Seth brushed himself off, thinking about his "word." Nobody had ever asked him to give his word before. He knew it was important. More than 'cross your heart and hope to die.' He had heard Mr. Bouve and other men say that a man was only as good as his word. They cursed and talked mean about men that went back on their word.
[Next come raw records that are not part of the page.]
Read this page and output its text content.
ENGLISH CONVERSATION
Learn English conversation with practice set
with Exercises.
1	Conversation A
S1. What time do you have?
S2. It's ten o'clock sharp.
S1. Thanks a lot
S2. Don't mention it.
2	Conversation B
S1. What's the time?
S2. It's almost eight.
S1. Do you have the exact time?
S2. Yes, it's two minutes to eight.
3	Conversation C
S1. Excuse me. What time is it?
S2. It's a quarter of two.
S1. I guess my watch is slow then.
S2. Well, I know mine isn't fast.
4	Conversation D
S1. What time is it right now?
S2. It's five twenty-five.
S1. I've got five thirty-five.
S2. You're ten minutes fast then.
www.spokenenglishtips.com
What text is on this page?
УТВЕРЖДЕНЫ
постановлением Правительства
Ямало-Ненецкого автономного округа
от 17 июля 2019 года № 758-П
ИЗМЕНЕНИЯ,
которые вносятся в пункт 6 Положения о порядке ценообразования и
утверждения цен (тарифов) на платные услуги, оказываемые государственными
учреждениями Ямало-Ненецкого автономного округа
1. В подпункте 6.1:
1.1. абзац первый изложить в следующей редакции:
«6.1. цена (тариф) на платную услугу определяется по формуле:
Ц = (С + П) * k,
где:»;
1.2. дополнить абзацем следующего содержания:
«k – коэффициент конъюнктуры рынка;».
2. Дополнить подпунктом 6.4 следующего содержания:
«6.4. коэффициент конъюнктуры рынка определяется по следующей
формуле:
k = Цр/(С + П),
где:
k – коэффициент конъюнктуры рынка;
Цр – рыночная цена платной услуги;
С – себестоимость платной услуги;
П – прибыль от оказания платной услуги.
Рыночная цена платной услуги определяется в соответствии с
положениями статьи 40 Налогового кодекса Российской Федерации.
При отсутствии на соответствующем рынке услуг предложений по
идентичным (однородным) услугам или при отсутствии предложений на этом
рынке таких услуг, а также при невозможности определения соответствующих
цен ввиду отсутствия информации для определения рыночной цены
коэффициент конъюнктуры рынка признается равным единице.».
"If you keep your word to my Ma and get me back home around dark, I'll help you and promise not to run away." Seth spoke with his head down. He didn't see that he had any choice, but he knew he had to do something. This man had knocked his mother down, had eaten at his table and then dragged him away. I guess I'm not a Union man like my brother, but I'm sure no rebel like Corporal Wainder of Imboden's Brigade.
"All right. It's a deal." The soldier stuck out his hand and Seth shook it, briefly. "Now have some water." The man's hand was as hard as a board.
Seth took the canteen down and drank some of the tepid water. Then he squatted near the soldier in the dappled shade.
"Here Seth, take this stick and make me a map. No tricks." Dust was turning the sweat on the soldier's face into patterns of crusty mud.
"What do you want the map to show?" It was like a geography lesson with Annie. Since the school had been closed for most of the war, his mother had been teaching him, and he had been passing along versions of her lessons to his sister. "Playing school," they called it.